Bahwa ia akan menyerangku untuk melarikan diri.

Begitu menyadarinya, aku mengangkat perisaiku.

Aku menatap Orc itu.

Aku melihat otot-otot kakinya yang terlatih di alam liar bergerak.

Aku melihat pergerakannya yang melaju dengan kecepatan babi hutan.

Sederhana. Namun justru karena itu kuat.

Gerakan yang melaju tanpa basa-basi lain, hanya mengandalkan fisik semata, bisa sangat tajam karena tidak adanya trik-trik tambahan.

Aku tahu bahwa serangan menerobos yang sederhana itu cukup dihindari saja.

Karena aku telah mempelajari caranya selama beberapa hari terakhir, digembleng habis-habisan oleh Poseidon.

Namun tubuhku tidak bergerak lancar. Apakah latihan sungguhan begitu menegangkan?

Sedikit keraguan terbukti fatal dalam pertempuran.

Tak lama kemudian, jarak antara Orc dan aku hanya tinggal sejengkal.

Sekarang aku tidak bisa memilih untuk menghindar. Jelas bahwa dengan bergerak kikuk, aku justru akan terhanyut dalam hantaman Orc.

Jadi, apa yang harus kulakukan sederhana saja.

Jika tidak bisa dihindari, cukup ditahan saja.

Karena aku adalah seorang tank yang memegang perisai.

Perisai Baja memberitahuku.

Untuk mengangkat perisai. Untuk menanamkan kekuatan pada kaki. Untuk mengatupkan gigi.

Bahwa kekuatan lawan bergerak dalam garis lurus, jadi jika dimanfaatkan, menahannya tidak akan sulit.

Aku mengikuti perkataan Perisai Baja. Sambil melihat jarak yang semakin menyempit, aku mengukur waktunya.

Tiga. Dua. Satu.

Sekarang.

Tepat sebelum Orc itu menyentuh perisaiku, aku melangkahkan kaki ke depan dan menembus ke dalam tubuh Orc.

Kemudian aku mengangkat perisai secara diagonal dan menahan hantaman Orc.

Kuuaaang!

Aku sempat kehabisan napas karena hantaman itu.

Jika aku menghilangkan kekuatan pada kakiku sekarang, aku pasti akan terinjak-injak oleh Orc itu.

Jadi aku harus bertahan.

Aku mengatupkan gigi dan menguatkan punggungku.

Aku tidak hanya bertahan dengan kekuatan kaki.

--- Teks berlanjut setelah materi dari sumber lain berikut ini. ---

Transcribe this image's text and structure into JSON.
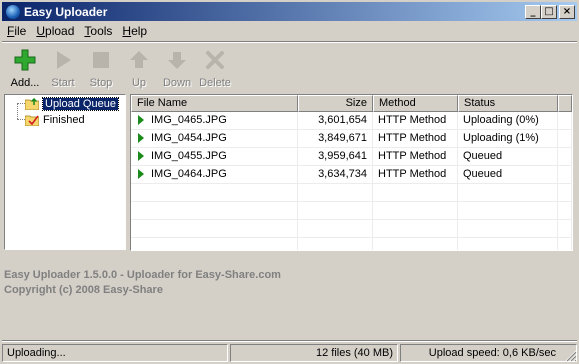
{
  "window": {
    "title": "Easy Uploader",
    "controls": {
      "minimize": "_",
      "maximize": "□",
      "close": "×"
    }
  },
  "menu": [
    {
      "label": "File",
      "accel": "F"
    },
    {
      "label": "Upload",
      "accel": "U"
    },
    {
      "label": "Tools",
      "accel": "T"
    },
    {
      "label": "Help",
      "accel": "H"
    }
  ],
  "toolbar": [
    {
      "label": "Add...",
      "icon": "add-icon",
      "enabled": true
    },
    {
      "label": "Start",
      "icon": "start-icon",
      "enabled": false
    },
    {
      "label": "Stop",
      "icon": "stop-icon",
      "enabled": false
    },
    {
      "label": "Up",
      "icon": "up-arrow-icon",
      "enabled": false
    },
    {
      "label": "Down",
      "icon": "down-arrow-icon",
      "enabled": false
    },
    {
      "label": "Delete",
      "icon": "delete-icon",
      "enabled": false
    }
  ],
  "tree": [
    {
      "label": "Upload Queue",
      "selected": true,
      "icon": "upload-queue-icon"
    },
    {
      "label": "Finished",
      "selected": false,
      "icon": "finished-icon"
    }
  ],
  "list": {
    "columns": [
      "File Name",
      "Size",
      "Method",
      "Status"
    ],
    "rows": [
      {
        "name": "IMG_0465.JPG",
        "size": "3,601,654",
        "method": "HTTP Method",
        "status": "Uploading (0%)"
      },
      {
        "name": "IMG_0454.JPG",
        "size": "3,849,671",
        "method": "HTTP Method",
        "status": "Uploading (1%)"
      },
      {
        "name": "IMG_0455.JPG",
        "size": "3,959,641",
        "method": "HTTP Method",
        "status": "Queued"
      },
      {
        "name": "IMG_0464.JPG",
        "size": "3,634,734",
        "method": "HTTP Method",
        "status": "Queued"
      }
    ]
  },
  "info": {
    "line1": "Easy Uploader 1.5.0.0 - Uploader for Easy-Share.com",
    "line2": "Copyright (c) 2008 Easy-Share"
  },
  "status": {
    "state": "Uploading...",
    "files": "12 files (40 MB)",
    "speed": "Upload speed: 0,6 KB/sec"
  },
  "colors": {
    "titlebar_start": "#0a246a",
    "titlebar_end": "#a6caf0",
    "accent_green": "#1a8a1a",
    "face": "#d4d0c8"
  }
}
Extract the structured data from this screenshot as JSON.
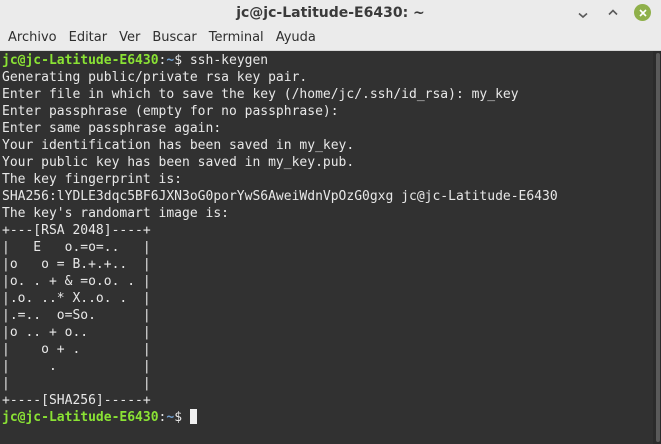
{
  "window": {
    "title": "jc@jc-Latitude-E6430: ~"
  },
  "menu": {
    "items": [
      "Archivo",
      "Editar",
      "Ver",
      "Buscar",
      "Terminal",
      "Ayuda"
    ]
  },
  "colors": {
    "terminal_bg": "#313131",
    "prompt_user": "#8ae234",
    "prompt_path": "#729fcf",
    "text": "#e8e8e8",
    "close_button": "#8fb04a"
  },
  "icons": [
    "minimize-icon",
    "maximize-icon",
    "close-icon"
  ],
  "terminal": {
    "prompt_user": "jc@jc-Latitude-E6430",
    "prompt_sep": ":",
    "prompt_path": "~",
    "prompt_symbol": "$ ",
    "command": "ssh-keygen",
    "output": [
      "Generating public/private rsa key pair.",
      "Enter file in which to save the key (/home/jc/.ssh/id_rsa): my_key",
      "Enter passphrase (empty for no passphrase):",
      "Enter same passphrase again:",
      "Your identification has been saved in my_key.",
      "Your public key has been saved in my_key.pub.",
      "The key fingerprint is:",
      "SHA256:lYDLE3dqc5BF6JXN3oG0porYwS6AweiWdnVpOzG0gxg jc@jc-Latitude-E6430",
      "The key's randomart image is:",
      "+---[RSA 2048]----+",
      "|   E   o.=o=..   |",
      "|o   o = B.+.+..  |",
      "|o. . + & =o.o. . |",
      "|.o. ..* X..o. .  |",
      "|.=..  o=So.      |",
      "|o .. + o..       |",
      "|    o + .        |",
      "|     .           |",
      "|                 |",
      "+----[SHA256]-----+"
    ]
  }
}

Aku menancapkan seluruh tubuhku ke tanah, menjadi sebatang pohon.

Orc yang menyerbu tanpa memikirkan apa pun di belakangnya, tidak bisa mengendalikan tubuhnya sendiri.

Orc yang menabrak perisai yang miring, tidak bisa mengendalikan tubuhnya sendiri dan melayang melewati aku ke belakang.

Aku merasakan lenganku yang memegang perisai kesemutan, tetapi sekarang bukan waktunya memikirkannya. Pertempuran belum berakhir.

Melihat Orc yang terlempar jauh terhuyung-huyung bangun, aku berlari.

Dalam tabrakan barusan, aku yakin bahwa daging Orc itu tidak terlalu keras.

Berbeda dengan monster seperti Poseidon atau Kal yang tidak terluka sedikit pun meski dihantam dengan gada sekuat tenaga.

Orc itu hanya makhluk biasa yang merasakan sakit saat dipukul.

Jika aku mengatakannya seperti ini, aku tidak tahu mana yang monster.

Orc itu buru-buru mengangkat tubuhnya dan mengayunkan tinjunya ke arahku yang menyerbu.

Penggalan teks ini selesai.